What Lies Beneath? Understanding Ground Conditions Through Integrated Geophysics

Accurate characterization of subsurface conditions is a fundamental requirement for geotechnical design, infrastructure development, and long-term construction safety. However, near-surface geological materials commonly exhibit significant lateral and vertical heterogeneity, making reliable site characterization a challenging task. Variations in lithology, weathering, fracturing, and material competence can substantially influence foundation performance and construction suitability.

This challenge motivated our study, which explored the integration of Electrical Resistivity Tomography (ERT), Seismic Refraction, and Multichannel Analysis of Surface Waves (MASW) to improve the assessment of foundation materials. While conventional geotechnical investigations provide valuable point-based information, they may not fully capture the spatial variability of subsurface conditions across large areas. Integrated geophysical approaches offer an effective means of bridging this gap by providing continuous and non-invasive subsurface characterization.

One of the most interesting aspects of this work was the opportunity to combine datasets that respond to different physical properties of the ground. ERT provided information related to lithological and moisture variations, whereas seismic methods offered insights into material stiffness and elastic properties. Interpreting these datasets together revealed a more comprehensive picture of subsurface conditions than could be achieved by any single method alone.

As the investigation progressed, significant variations in subsurface materials became evident. Geological units that appeared relatively uniform at the surface displayed notable differences in their geophysical signatures and engineering characteristics. These variations highlight the importance of detailed site characterization, particularly in areas targeted for large-scale infrastructure and urban development.

Beyond identifying subsurface features, an important objective of the study was to translate geophysical observations into engineering information that can support decision-making.
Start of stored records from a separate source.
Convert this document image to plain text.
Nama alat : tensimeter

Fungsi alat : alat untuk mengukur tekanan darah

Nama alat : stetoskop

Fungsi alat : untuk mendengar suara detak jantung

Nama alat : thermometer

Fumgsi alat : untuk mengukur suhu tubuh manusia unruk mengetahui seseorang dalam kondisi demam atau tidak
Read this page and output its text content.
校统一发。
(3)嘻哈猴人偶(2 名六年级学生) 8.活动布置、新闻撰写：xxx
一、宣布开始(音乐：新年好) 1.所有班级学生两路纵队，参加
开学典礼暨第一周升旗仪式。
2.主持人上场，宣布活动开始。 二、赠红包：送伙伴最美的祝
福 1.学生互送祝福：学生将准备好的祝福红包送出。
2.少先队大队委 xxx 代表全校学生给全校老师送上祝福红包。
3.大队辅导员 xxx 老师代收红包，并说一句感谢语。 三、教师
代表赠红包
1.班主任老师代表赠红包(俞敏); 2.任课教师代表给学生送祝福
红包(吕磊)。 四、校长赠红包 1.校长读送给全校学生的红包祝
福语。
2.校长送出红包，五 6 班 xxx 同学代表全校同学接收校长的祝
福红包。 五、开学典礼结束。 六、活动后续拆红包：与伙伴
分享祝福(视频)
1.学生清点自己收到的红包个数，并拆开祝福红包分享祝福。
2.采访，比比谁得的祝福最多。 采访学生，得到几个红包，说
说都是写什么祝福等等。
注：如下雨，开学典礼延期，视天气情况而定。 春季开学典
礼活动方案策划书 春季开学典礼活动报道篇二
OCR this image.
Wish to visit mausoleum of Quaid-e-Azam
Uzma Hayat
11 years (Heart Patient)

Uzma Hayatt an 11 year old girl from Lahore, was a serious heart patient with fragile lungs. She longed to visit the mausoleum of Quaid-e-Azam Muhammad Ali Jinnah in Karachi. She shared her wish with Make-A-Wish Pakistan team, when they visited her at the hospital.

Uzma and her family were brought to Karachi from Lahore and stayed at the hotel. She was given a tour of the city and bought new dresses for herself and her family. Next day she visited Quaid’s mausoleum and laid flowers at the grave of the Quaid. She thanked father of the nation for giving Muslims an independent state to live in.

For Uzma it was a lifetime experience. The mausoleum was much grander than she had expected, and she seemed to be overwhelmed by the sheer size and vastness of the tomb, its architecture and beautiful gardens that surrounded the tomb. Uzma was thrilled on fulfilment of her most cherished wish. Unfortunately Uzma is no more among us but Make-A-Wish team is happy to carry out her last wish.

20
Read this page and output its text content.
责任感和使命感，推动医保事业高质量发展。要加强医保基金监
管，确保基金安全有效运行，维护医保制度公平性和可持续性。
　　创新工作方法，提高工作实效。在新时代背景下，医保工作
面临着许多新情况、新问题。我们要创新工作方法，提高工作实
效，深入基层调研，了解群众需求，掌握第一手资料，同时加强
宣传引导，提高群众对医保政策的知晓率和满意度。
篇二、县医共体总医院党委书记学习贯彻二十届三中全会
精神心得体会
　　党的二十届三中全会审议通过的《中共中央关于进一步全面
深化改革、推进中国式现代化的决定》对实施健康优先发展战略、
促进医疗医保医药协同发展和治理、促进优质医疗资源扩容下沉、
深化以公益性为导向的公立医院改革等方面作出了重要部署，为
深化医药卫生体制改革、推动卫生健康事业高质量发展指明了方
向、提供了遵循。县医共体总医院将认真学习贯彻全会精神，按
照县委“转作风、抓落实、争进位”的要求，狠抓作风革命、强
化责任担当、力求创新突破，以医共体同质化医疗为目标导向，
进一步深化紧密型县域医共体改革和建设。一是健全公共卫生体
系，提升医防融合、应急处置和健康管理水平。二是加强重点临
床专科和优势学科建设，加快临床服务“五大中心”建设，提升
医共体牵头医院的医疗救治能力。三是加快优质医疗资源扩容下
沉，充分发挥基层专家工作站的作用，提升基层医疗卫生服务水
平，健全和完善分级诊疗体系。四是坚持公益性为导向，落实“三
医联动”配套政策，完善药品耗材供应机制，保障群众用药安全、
By linking geophysical parameters with geotechnical characteristics, the results provide insights into foundation competence and ground suitability while reducing uncertainty associated with subsurface heterogeneity.

The broader implication of this work extends beyond a single study area. As urbanization and infrastructure expansion continue worldwide, there is increasing demand for efficient, cost-effective, and non-invasive methods capable of supporting engineering investigations. Integrated geophysical approaches can play a critical role in meeting this demand by providing continuous subsurface information that complements conventional geotechnical data.

Our findings reinforce a simple but important lesson: surface observations rarely tell the full story. Understanding what lies beneath is often the key to safer design, improved risk assessment, and more sustainable infrastructure development. By integrating multiple geophysical techniques, we can better characterize the hidden complexity of the subsurface and provide more reliable information for future engineering projects.

We hope that this study encourages broader adoption of integrated geophysical investigations and demonstrates the value of combining complementary datasets to address complex geotechnical challenges.